Dans la majorité des pays, les prix de l’opérateur alternatif sont inférieurs à ceux de l’opérateur historique. En Suède, sur un réseau alternatif comme Sollentuna énergie, l’offre est à 48 euros contre 73 pour l’opérateur dominant. Des offres à ce débit pour le grand public n’existent pas en France.

Ne nous trompons pas. Le besoin immédiat demandé par les clients est d’abord la couverture, puis le prix, puis le contenu et enfin les services.

Quels réseaux pour les collectivités locales ?

Pourquoi faire des réseaux de télécommunication ? tel est la question qui se pose actuellement. Est-ce bien raisonnable ?

La voix juridique s’est débloquée..

La Caisse des dépôts et consignation liste des objectifs possibles pour une collectivité, objectifs qui impliquent une responsabilité opérationnelle et financière du secteur privé. Les trois grands modes sont le contrôle de la collectivité, construire des réseaux sous forme de biens qui reviennent à la collectivité à la fin, cofinancement public de réseaux.

Notons qu’une procédure DSP (Délégation de Service Public) a une durée de 12 à 24 mois.
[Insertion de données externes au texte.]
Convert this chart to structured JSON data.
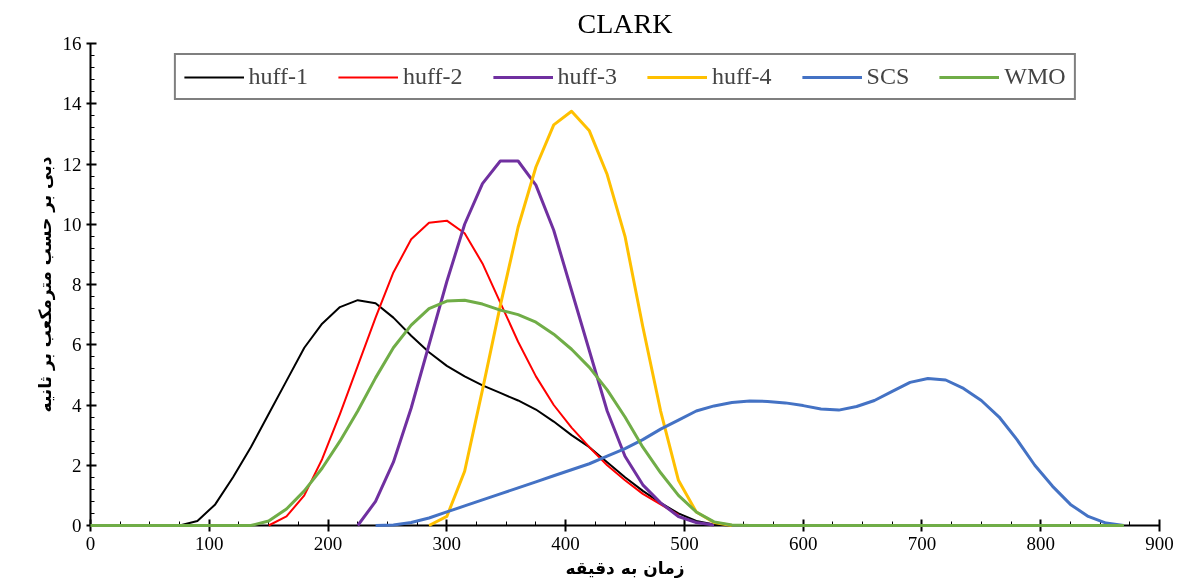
{
  "chart_data": {
    "type": "line",
    "title": "CLARK",
    "xlabel": "زمان به دقیقه",
    "ylabel": "دبی بر حسب مترمکعب بر ثانیه",
    "x": [
      0,
      15,
      30,
      45,
      60,
      75,
      90,
      105,
      120,
      135,
      150,
      165,
      180,
      195,
      210,
      225,
      240,
      255,
      270,
      285,
      300,
      315,
      330,
      345,
      360,
      375,
      390,
      405,
      420,
      435,
      450,
      465,
      480,
      495,
      510,
      525,
      540,
      555,
      570,
      585,
      600,
      615,
      630,
      645,
      660,
      675,
      690,
      705,
      720,
      735,
      750,
      765,
      780,
      795,
      810,
      825,
      840,
      855,
      870
    ],
    "series": [
      {
        "name": "huff-1",
        "color": "#000000",
        "values": [
          null,
          null,
          null,
          null,
          null,
          0,
          0.15,
          0.7,
          1.6,
          2.6,
          3.7,
          4.8,
          5.9,
          6.7,
          7.25,
          7.48,
          7.38,
          6.9,
          6.3,
          5.75,
          5.3,
          4.95,
          4.65,
          4.4,
          4.15,
          3.85,
          3.45,
          3.0,
          2.6,
          2.1,
          1.6,
          1.15,
          0.75,
          0.4,
          0.15,
          0.03,
          0,
          null,
          null,
          null,
          null,
          null,
          null,
          null,
          null,
          null,
          null,
          null,
          null,
          null,
          null,
          null,
          null,
          null,
          null,
          null,
          null,
          null,
          null
        ]
      },
      {
        "name": "huff-2",
        "color": "#ff0000",
        "values": [
          null,
          null,
          null,
          null,
          null,
          null,
          null,
          null,
          null,
          null,
          0,
          0.3,
          1.0,
          2.2,
          3.7,
          5.3,
          6.9,
          8.4,
          9.5,
          10.05,
          10.12,
          9.7,
          8.7,
          7.4,
          6.1,
          4.95,
          4.0,
          3.25,
          2.6,
          2.0,
          1.5,
          1.05,
          0.7,
          0.35,
          null,
          null,
          null,
          null,
          null,
          null,
          null,
          null,
          null,
          null,
          null,
          null,
          null,
          null,
          null,
          null,
          null,
          null,
          null,
          null,
          null,
          null,
          null,
          null,
          null
        ]
      },
      {
        "name": "huff-3",
        "color": "#7030a0",
        "values": [
          null,
          null,
          null,
          null,
          null,
          null,
          null,
          null,
          null,
          null,
          null,
          null,
          null,
          null,
          null,
          0,
          0.8,
          2.1,
          3.9,
          6.0,
          8.1,
          10.0,
          11.35,
          12.1,
          12.1,
          11.3,
          9.8,
          7.8,
          5.8,
          3.8,
          2.3,
          1.35,
          0.75,
          0.3,
          0.1,
          0.02,
          null,
          null,
          null,
          null,
          null,
          null,
          null,
          null,
          null,
          null,
          null,
          null,
          null,
          null,
          null,
          null,
          null,
          null,
          null,
          null,
          null,
          null,
          null
        ]
      },
      {
        "name": "huff-4",
        "color": "#ffc000",
        "values": [
          null,
          null,
          null,
          null,
          null,
          null,
          null,
          null,
          null,
          null,
          null,
          null,
          null,
          null,
          null,
          null,
          null,
          null,
          null,
          0,
          0.3,
          1.8,
          4.5,
          7.3,
          9.9,
          11.9,
          13.3,
          13.75,
          13.1,
          11.65,
          9.6,
          6.6,
          3.8,
          1.5,
          0.45,
          0.1,
          0,
          null,
          null,
          null,
          null,
          null,
          null,
          null,
          null,
          null,
          null,
          null,
          null,
          null,
          null,
          null,
          null,
          null,
          null,
          null,
          null,
          null,
          null
        ]
      },
      {
        "name": "SCS",
        "color": "#4472c4",
        "values": [
          null,
          null,
          null,
          null,
          null,
          null,
          null,
          null,
          null,
          null,
          null,
          null,
          null,
          null,
          null,
          null,
          0,
          0.02,
          0.1,
          0.25,
          0.45,
          0.65,
          0.85,
          1.05,
          1.25,
          1.45,
          1.65,
          1.85,
          2.05,
          2.3,
          2.55,
          2.85,
          3.2,
          3.5,
          3.8,
          3.97,
          4.08,
          4.13,
          4.12,
          4.07,
          3.98,
          3.87,
          3.83,
          3.95,
          4.15,
          4.45,
          4.75,
          4.88,
          4.83,
          4.55,
          4.15,
          3.6,
          2.85,
          2.0,
          1.3,
          0.7,
          0.3,
          0.08,
          0
        ]
      },
      {
        "name": "WMO",
        "color": "#70ad47",
        "values": [
          0,
          0,
          0,
          0,
          0,
          0,
          0,
          0,
          0,
          0,
          0.15,
          0.55,
          1.15,
          1.9,
          2.8,
          3.8,
          4.9,
          5.9,
          6.65,
          7.2,
          7.45,
          7.48,
          7.35,
          7.15,
          7.0,
          6.75,
          6.35,
          5.85,
          5.25,
          4.5,
          3.6,
          2.6,
          1.75,
          1.0,
          0.45,
          0.12,
          0.02,
          0,
          0,
          0,
          0,
          0,
          0,
          0,
          0,
          0,
          0,
          0,
          0,
          0,
          0,
          0,
          0,
          0,
          0,
          0,
          0,
          0,
          0
        ]
      }
    ],
    "xlim": [
      0,
      900
    ],
    "xticks": [
      0,
      100,
      200,
      300,
      400,
      500,
      600,
      700,
      800,
      900
    ],
    "ylim": [
      0,
      16
    ],
    "yticks": [
      0,
      2,
      4,
      6,
      8,
      10,
      12,
      14,
      16
    ],
    "grid": false,
    "legend": "top",
    "marker": "none",
    "line_style": "solid"
  }
}
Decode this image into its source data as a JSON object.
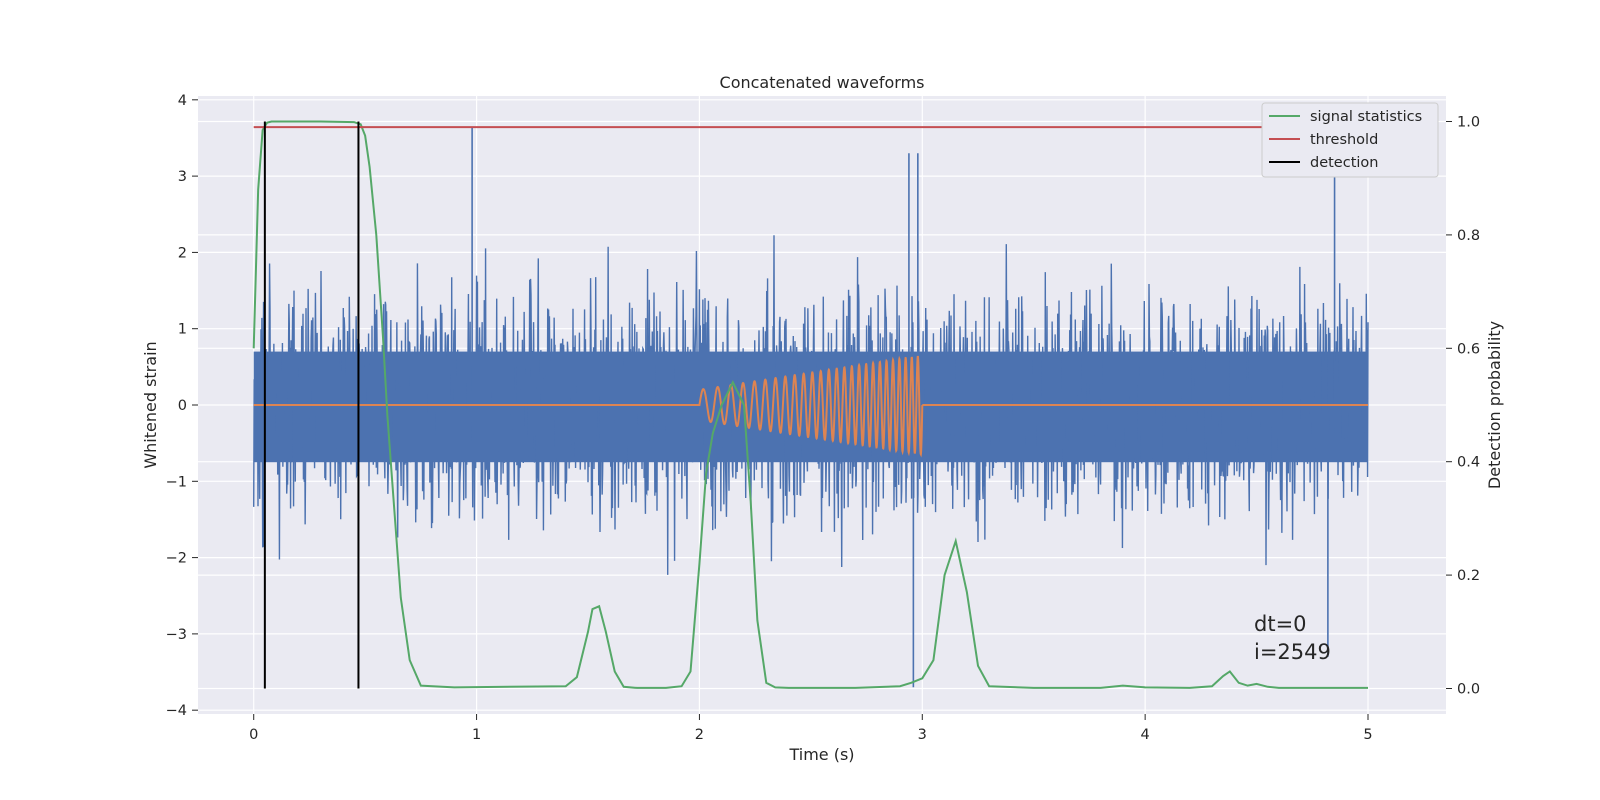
{
  "chart_data": {
    "type": "line",
    "title": "Concatenated waveforms",
    "xlabel": "Time (s)",
    "ylabel": "Whitened strain",
    "y2label": "Detection probability",
    "xlim": [
      -0.25,
      5.35
    ],
    "ylim": [
      -4.05,
      4.05
    ],
    "y2lim": [
      -0.045,
      1.045
    ],
    "x_ticks": [
      0,
      1,
      2,
      3,
      4,
      5
    ],
    "y_ticks": [
      -4,
      -3,
      -2,
      -1,
      0,
      1,
      2,
      3,
      4
    ],
    "y2_ticks": [
      0.0,
      0.2,
      0.4,
      0.6,
      0.8,
      1.0
    ],
    "x_tick_labels": [
      "0",
      "1",
      "2",
      "3",
      "4",
      "5"
    ],
    "y_tick_labels": [
      "−4",
      "−3",
      "−2",
      "−1",
      "0",
      "1",
      "2",
      "3",
      "4"
    ],
    "y2_tick_labels": [
      "0.0",
      "0.2",
      "0.4",
      "0.6",
      "0.8",
      "1.0"
    ],
    "grid": true,
    "legend_position": "top-right",
    "legend": [
      {
        "label": "signal statistics",
        "color": "#55a868"
      },
      {
        "label": "threshold",
        "color": "#c44e52"
      },
      {
        "label": "detection",
        "color": "#000000"
      }
    ],
    "series": [
      {
        "name": "signal statistics",
        "axis": "right",
        "color": "#55a868",
        "x": [
          0,
          0.02,
          0.04,
          0.06,
          0.08,
          0.1,
          0.3,
          0.45,
          0.48,
          0.5,
          0.52,
          0.55,
          0.58,
          0.6,
          0.63,
          0.66,
          0.7,
          0.75,
          0.9,
          1.4,
          1.45,
          1.5,
          1.52,
          1.55,
          1.58,
          1.62,
          1.66,
          1.72,
          1.85,
          1.92,
          1.96,
          2.0,
          2.03,
          2.06,
          2.1,
          2.15,
          2.2,
          2.23,
          2.26,
          2.3,
          2.34,
          2.4,
          2.7,
          2.9,
          2.95,
          3.0,
          3.05,
          3.1,
          3.15,
          3.2,
          3.25,
          3.3,
          3.5,
          3.8,
          3.9,
          4.0,
          4.2,
          4.3,
          4.35,
          4.38,
          4.42,
          4.46,
          4.5,
          4.55,
          4.6,
          4.8,
          5.0
        ],
        "y": [
          0.6,
          0.88,
          0.985,
          0.998,
          1.0,
          1.0,
          1.0,
          0.999,
          0.995,
          0.975,
          0.92,
          0.8,
          0.62,
          0.48,
          0.32,
          0.16,
          0.05,
          0.005,
          0.002,
          0.004,
          0.02,
          0.1,
          0.14,
          0.145,
          0.1,
          0.03,
          0.003,
          0.001,
          0.001,
          0.004,
          0.03,
          0.22,
          0.38,
          0.45,
          0.5,
          0.54,
          0.5,
          0.33,
          0.12,
          0.01,
          0.002,
          0.001,
          0.001,
          0.004,
          0.01,
          0.018,
          0.05,
          0.2,
          0.26,
          0.17,
          0.04,
          0.004,
          0.001,
          0.001,
          0.005,
          0.002,
          0.001,
          0.004,
          0.022,
          0.03,
          0.01,
          0.005,
          0.008,
          0.003,
          0.001,
          0.001,
          0.001
        ]
      },
      {
        "name": "threshold",
        "axis": "right",
        "color": "#c44e52",
        "x": [
          0,
          5
        ],
        "y": [
          0.99,
          0.99
        ]
      },
      {
        "name": "detection",
        "axis": "right",
        "color": "#000000",
        "type": "vlines",
        "x": [
          0.05,
          0.47
        ],
        "y_range": [
          0,
          1
        ]
      },
      {
        "axis": "left",
        "color": "#4c72b0",
        "type": "noise",
        "x_range": [
          0,
          5
        ],
        "dense_band": [
          -0.75,
          0.7
        ],
        "typical_extremes": [
          -2.5,
          2.7
        ],
        "spikes": [
          {
            "x": 0.98,
            "y": 3.65
          },
          {
            "x": 2.94,
            "y": 3.3
          },
          {
            "x": 2.96,
            "y": -3.7
          },
          {
            "x": 2.98,
            "y": 3.3
          },
          {
            "x": 4.85,
            "y": 3.2
          },
          {
            "x": 4.82,
            "y": -3.3
          }
        ]
      },
      {
        "axis": "left",
        "color": "#dd8452",
        "type": "chirp",
        "x_range": [
          2,
          3
        ],
        "amplitude_start": 0.2,
        "amplitude_end": 0.65,
        "cycles": 26
      }
    ],
    "annotations": [
      "dt=0",
      "i=2549"
    ]
  }
}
Elle pose le problème de savoir s’il s’agit d’une concession où l’opérateur construit et exploite, ou exploite seulement. Cette délégation peut faire intervenir aussi des acteurs industriels divers. Les principales caractéristiques observées montrent qu’il s’agit plutôt des structures dédiées à l’exploitation, avec des critères de transparence, un contrôle par le biais du contrat, une mobilisation d’actionnaire, le statut de SAS est choisi en majorité, le financement est fait en capital.

Dans le cas de la France, la loi permet de construire des infrastructures. La DSP permise par le L1511.6 est dans ce cas. Il en est de même pour l’article L1425, qui est important sur la plate-forme de service mais qui ne résoud pas le problème du partenariat, afin de réaliser des services tels que la télémedecine, e-learning, VOD (Video On Demand).

Le CIADT (Comité Interministériel Aménagement Du Territoire) du 14 septembre 2004 a décidé de créer un réseau national de télécentre. Pour favoriser les projets à haut débit, le gouvernement a lancé un appel à projet usages innovants, et le troisième appel à projet pour les technologies alternatives. Pour ces appels, il convient de définir une zone de déploiement, dans le projet, puis dans le futur de construire un usage à expérimenter avec un objectif de cohésion sociale et en favorisant les zones rurales.